Researchers from Cornell University have worked out how to track Twitter users’ locations — even when they have location services disabled.
A paper from Ryan Compton, David Jurgens and David Allen explains a new method for tracking the location of Twitter users to around 6km based on who they interact with. Using the method, the researchers say, they’re able to “geotag over 80% of public tweets.”
Using the small subset of Twitter users who do provide GPS data or unambiguous location information, the algorithm is then able to “assign a location to a user based on the location of their friends,” building up a geotagged map of users across the social network.

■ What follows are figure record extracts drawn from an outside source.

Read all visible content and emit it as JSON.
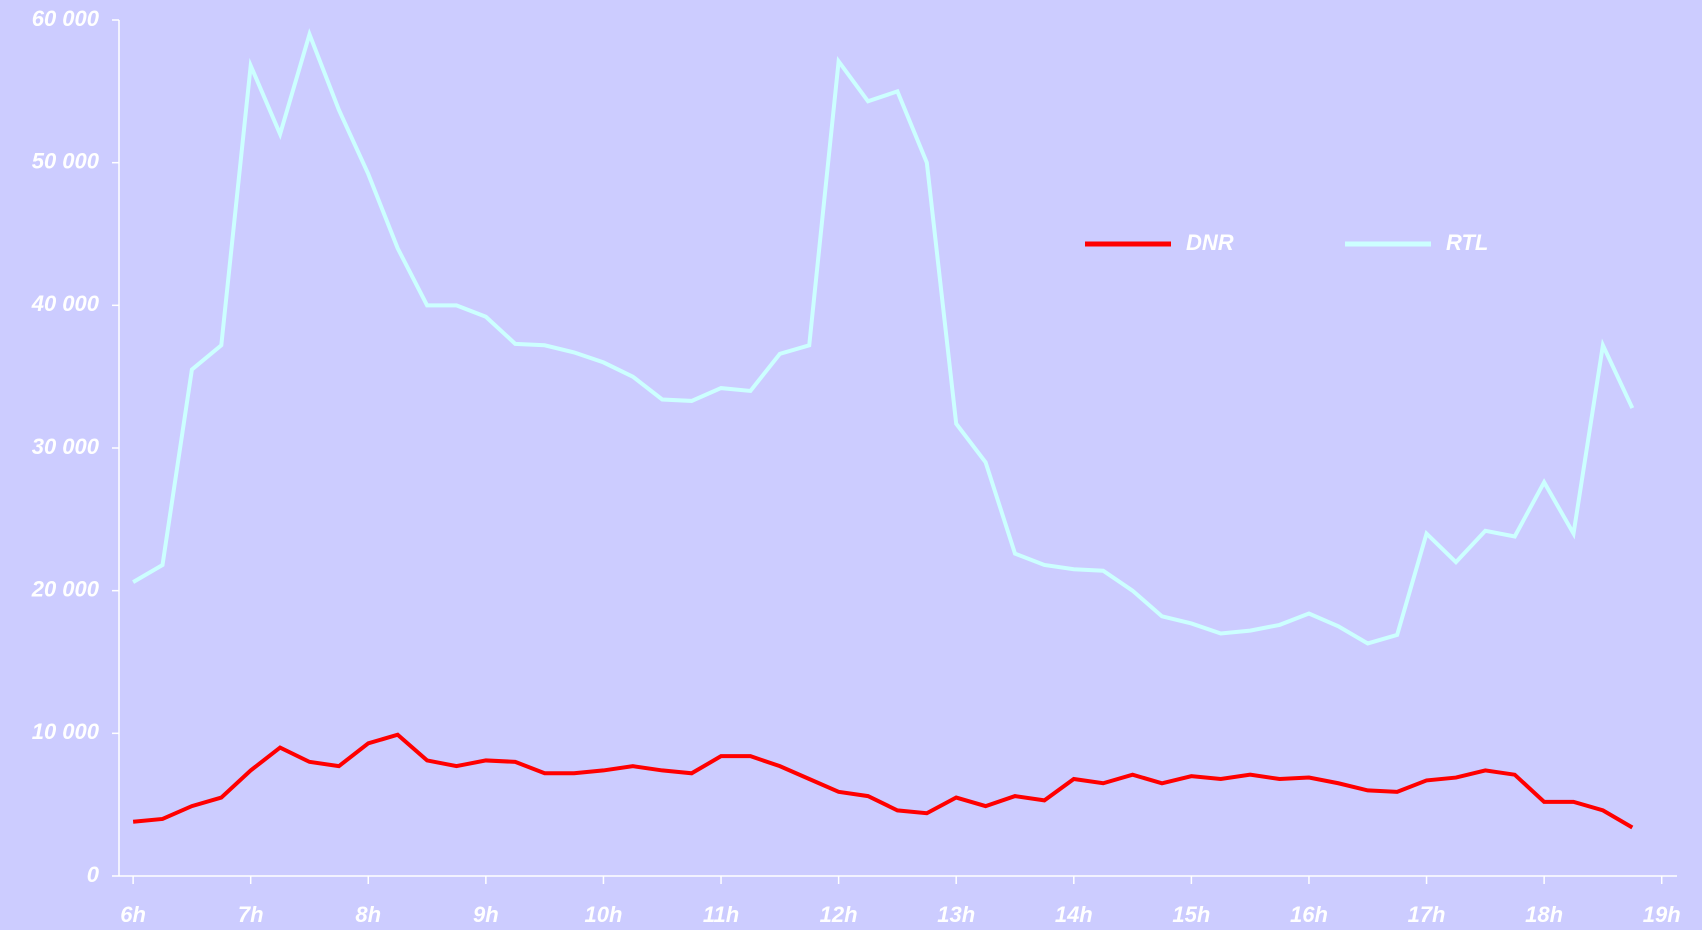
{
  "chart_data": {
    "type": "line",
    "x": [
      6,
      6.25,
      6.5,
      6.75,
      7,
      7.25,
      7.5,
      7.75,
      8,
      8.25,
      8.5,
      8.75,
      9,
      9.25,
      9.5,
      9.75,
      10,
      10.25,
      10.5,
      10.75,
      11,
      11.25,
      11.5,
      11.75,
      12,
      12.25,
      12.5,
      12.75,
      13,
      13.25,
      13.5,
      13.75,
      14,
      14.25,
      14.5,
      14.75,
      15,
      15.25,
      15.5,
      15.75,
      16,
      16.25,
      16.5,
      16.75,
      17,
      17.25,
      17.5,
      17.75,
      18,
      18.25,
      18.5,
      18.75
    ],
    "series": [
      {
        "name": "DNR",
        "color": "#ff0000",
        "values": [
          3800,
          4000,
          4900,
          5500,
          7400,
          9000,
          8000,
          7700,
          9300,
          9900,
          8100,
          7700,
          8100,
          8000,
          7200,
          7200,
          7400,
          7700,
          7400,
          7200,
          8400,
          8400,
          7700,
          6800,
          5900,
          5600,
          4600,
          4400,
          5500,
          4900,
          5600,
          5300,
          6800,
          6500,
          7100,
          6500,
          7000,
          6800,
          7100,
          6800,
          6900,
          6500,
          6000,
          5900,
          6700,
          6900,
          7400,
          7100,
          5200,
          5200,
          4600,
          3400
        ]
      },
      {
        "name": "RTL",
        "color": "#ccffff",
        "values": [
          20600,
          21800,
          35500,
          37200,
          56800,
          52000,
          59000,
          53700,
          49200,
          44000,
          40000,
          40000,
          39200,
          37300,
          37200,
          36700,
          36000,
          35000,
          33400,
          33300,
          34200,
          34000,
          36600,
          37200,
          57100,
          54300,
          55000,
          50000,
          31700,
          29000,
          22600,
          21800,
          21500,
          21400,
          20000,
          18200,
          17700,
          17000,
          17200,
          17600,
          18400,
          17500,
          16300,
          16900,
          24000,
          22000,
          24200,
          23800,
          27600,
          24000,
          37200,
          32800
        ]
      }
    ],
    "xlim": [
      5.88,
      19.13
    ],
    "xticks": [
      {
        "value": 6,
        "label": "6h"
      },
      {
        "value": 7,
        "label": "7h"
      },
      {
        "value": 8,
        "label": "8h"
      },
      {
        "value": 9,
        "label": "9h"
      },
      {
        "value": 10,
        "label": "10h"
      },
      {
        "value": 11,
        "label": "11h"
      },
      {
        "value": 12,
        "label": "12h"
      },
      {
        "value": 13,
        "label": "13h"
      },
      {
        "value": 14,
        "label": "14h"
      },
      {
        "value": 15,
        "label": "15h"
      },
      {
        "value": 16,
        "label": "16h"
      },
      {
        "value": 17,
        "label": "17h"
      },
      {
        "value": 18,
        "label": "18h"
      },
      {
        "value": 19,
        "label": "19h"
      }
    ],
    "ylim": [
      0,
      60000
    ],
    "yticks": [
      0,
      {
        "value": 10000,
        "label": "10 000"
      },
      {
        "value": 20000,
        "label": "20 000"
      },
      {
        "value": 30000,
        "label": "30 000"
      },
      {
        "value": 40000,
        "label": "40 000"
      },
      {
        "value": 50000,
        "label": "50 000"
      },
      {
        "value": 60000,
        "label": "60 000"
      }
    ]
  }
}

The method isn’t perfect. It’s based on the principal that the “vast majority of Twitter users @mention with geographically close users,” and there are some people with more global networks of connections that the method cannot generate accurate results for. But they say their method was “accurate to city-resolution” for 89.7% of test users.
The researchers point to an array of sociological and scientific benefits of being able to track Twitter users who don’t provide location data. These range from “understanding regional flu trends, linguistic patterns, election forecasting, [and] social unrest,” to helping plan “disaster response.”
There are also obvious commercial benefits to the research. It’s a boon to advertisers: Local businesses will be able to target ads far more effectively at people identified as in the area.
But there’s a more sinister side to the findings too. It shows how it’s possible to accurately track a users’ home location based only on who they interact with, even if they have expressly opted out of having their location tracked.
This is a testament to the power of “metadata,” the additional information associated with communications beyond the content itself. (For example, an email’s metadata would include the sender and addressee, and the time it was sent.) While previous studies on Twitter user location have tried to analyse language used for clues to location, the Cornell team ignored the content of the tweets altogether.
“Language-based geotagging models often rely on sophisticated language-specific natural language processing,” they write, “and are thus difficult to extend worldwide.”
The researchers believe they have produced “the largest and most accurate dataset of Twitter user locations” ever, and they have done so by relying on the interactions between users alone to build networks. But by combining their metadata approach with linguistic analysis, it opens the door to ever-more invasive location tracking.